Was Tun Bei Überdosierung?

Bei Verdacht auf Überdosierung sofortiger Notfallkontakt; Hepatotoxizität und Leberversagen sind mögliche Risiken.

Empfohlene Visuelle Inhalte

Infografiken zu Wirkmechanismus helfen Patienten, die Rezeptorblockade visuell zu verstehen.

Start‑Therapie‑Checklisten (Arzt, Labor, E‑Rezept, Apotheke) vereinfachen den Ablauf.

Dosierungs‑ und Vergleichstabellen erleichtern Entscheidungen zwischen Tablette und Depot.

Ein Patienten‑Flowchart für E‑Rezept und Apothekenabgabe erhöht Transparenz.

Bildsprache sollte deutschsprachige Icons (Hausarzt, Apotheke, Leberkontrolle) verwenden und kurze Bildunterschriften mit Quellenangabe enthalten.

Zulassung & Regulierung

Auf nationaler Ebene ist die Zulassung über das BfArM und die Anwendung nach G‑BA‑Richtlinien zu prüfen.

EU‑weit gibt es EMA‑Informationen zur Produktqualität und Sicherheit; Revia ist in vielen Regionen eingestellt, generische Präparate sind jedoch verfügbar.

Preisregulierung und Erstattung erfolgen im Rahmen von AMNOG‑Bewertungen und G‑BA‑Entscheidungen.

Apotheker unterstützen bei AMNOG‑Informationen und prüfen aktuelle BfArM‑Safety Bulletins.

Lagerung & Handhabung

Tabletten sollten bei 20–25°C gelagert und vor Feuchtigkeit sowie starker Hitze geschützt werden.

Depotinjektionen sind gekühlt zu lagern und nach Rekonstitution gemäß Herstellerangaben zu verwenden.

Bei Reisen die Originalverpackung und E‑Rezept oder ärztliche Bescheinigung mitführen.

Arzneiform Lagerbedingung Reisehinweis
Tabletten (50 mg) 20–25°C, trocken Originalverpackung, Rezept mitführen
Depot (Vivitrol) Kühl lagern, Herstellerangaben beachten Kühlkette bei Transport sicherstellen
  • Checkliste Reiseapotheke: Originalverpackung, E‑Rezept/ärztliche Bescheinigung, Kühlbox für Depot, Notfallkontakt.

Hinweise Zur Richtigen Anwendung

Einnahme zu einer festen Tageszeit erhöht die Therapietreue.

Apothekerberatung zur Nebenwirkungsbewältigung ist hilfreich, z. B. Übelkeit durch Einnahme mit leichter Mahlzeit mindern.
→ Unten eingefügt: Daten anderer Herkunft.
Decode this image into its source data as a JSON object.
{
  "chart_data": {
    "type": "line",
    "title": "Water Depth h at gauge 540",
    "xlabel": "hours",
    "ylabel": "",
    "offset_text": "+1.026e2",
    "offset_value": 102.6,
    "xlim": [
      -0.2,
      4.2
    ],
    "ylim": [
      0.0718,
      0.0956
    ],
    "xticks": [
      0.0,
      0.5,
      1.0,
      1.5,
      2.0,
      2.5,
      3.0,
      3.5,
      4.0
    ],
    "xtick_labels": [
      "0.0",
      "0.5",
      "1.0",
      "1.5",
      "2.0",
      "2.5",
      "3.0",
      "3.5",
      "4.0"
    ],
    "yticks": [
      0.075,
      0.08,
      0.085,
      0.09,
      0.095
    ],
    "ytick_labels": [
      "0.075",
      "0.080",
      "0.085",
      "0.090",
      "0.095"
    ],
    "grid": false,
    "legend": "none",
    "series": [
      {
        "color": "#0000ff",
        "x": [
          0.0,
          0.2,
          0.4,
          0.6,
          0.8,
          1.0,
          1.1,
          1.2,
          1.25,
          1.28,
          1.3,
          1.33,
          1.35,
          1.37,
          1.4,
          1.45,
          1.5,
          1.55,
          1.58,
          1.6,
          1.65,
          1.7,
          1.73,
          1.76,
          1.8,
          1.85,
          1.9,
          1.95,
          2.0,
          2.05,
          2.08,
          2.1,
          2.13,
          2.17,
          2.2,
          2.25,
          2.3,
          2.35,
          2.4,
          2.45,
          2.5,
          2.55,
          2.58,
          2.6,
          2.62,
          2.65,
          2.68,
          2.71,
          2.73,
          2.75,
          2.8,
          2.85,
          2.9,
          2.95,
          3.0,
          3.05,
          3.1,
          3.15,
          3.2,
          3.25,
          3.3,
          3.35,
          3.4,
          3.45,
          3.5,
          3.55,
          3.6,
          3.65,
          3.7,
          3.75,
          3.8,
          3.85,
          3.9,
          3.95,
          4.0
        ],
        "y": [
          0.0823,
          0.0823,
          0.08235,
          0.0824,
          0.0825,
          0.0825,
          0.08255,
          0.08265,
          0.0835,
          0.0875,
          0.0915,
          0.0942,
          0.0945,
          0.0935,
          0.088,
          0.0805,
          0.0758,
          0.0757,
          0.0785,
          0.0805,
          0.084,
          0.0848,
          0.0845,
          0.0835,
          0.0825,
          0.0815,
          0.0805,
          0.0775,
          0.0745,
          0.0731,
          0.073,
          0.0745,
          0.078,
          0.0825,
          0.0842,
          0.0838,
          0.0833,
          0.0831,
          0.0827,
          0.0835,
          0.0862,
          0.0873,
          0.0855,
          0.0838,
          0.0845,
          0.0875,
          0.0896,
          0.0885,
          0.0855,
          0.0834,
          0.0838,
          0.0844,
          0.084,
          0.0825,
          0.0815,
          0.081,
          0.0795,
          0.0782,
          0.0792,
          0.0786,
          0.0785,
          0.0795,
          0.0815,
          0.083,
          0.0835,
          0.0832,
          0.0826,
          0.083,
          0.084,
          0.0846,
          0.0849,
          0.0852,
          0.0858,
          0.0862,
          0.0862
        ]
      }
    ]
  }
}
Dokumentation erfolgt über Medikationsplan und E‑Rezept; regelmäßige Leberwerte und Nebenwirkungs‑Reporting an BfArM sind wichtig.

Bei Entzugsschutz beachten: Therapie nicht bei aktueller Opiatnutzung anfangen.

Verantwortlichkeiten
Hausarzt: Verordnung, Initialdiagnostik; Apotheker: Abgabe, Interaktionscheck; Suchtberatungsstelle: psychosoziale Unterstützung.

Praktische Tipps: Bei Übelkeit mit Mahlzeit einnehmen, bei Müdigkeit vor Fahrtantritt prüfen, bei Unsicherheit Rücksprache halten.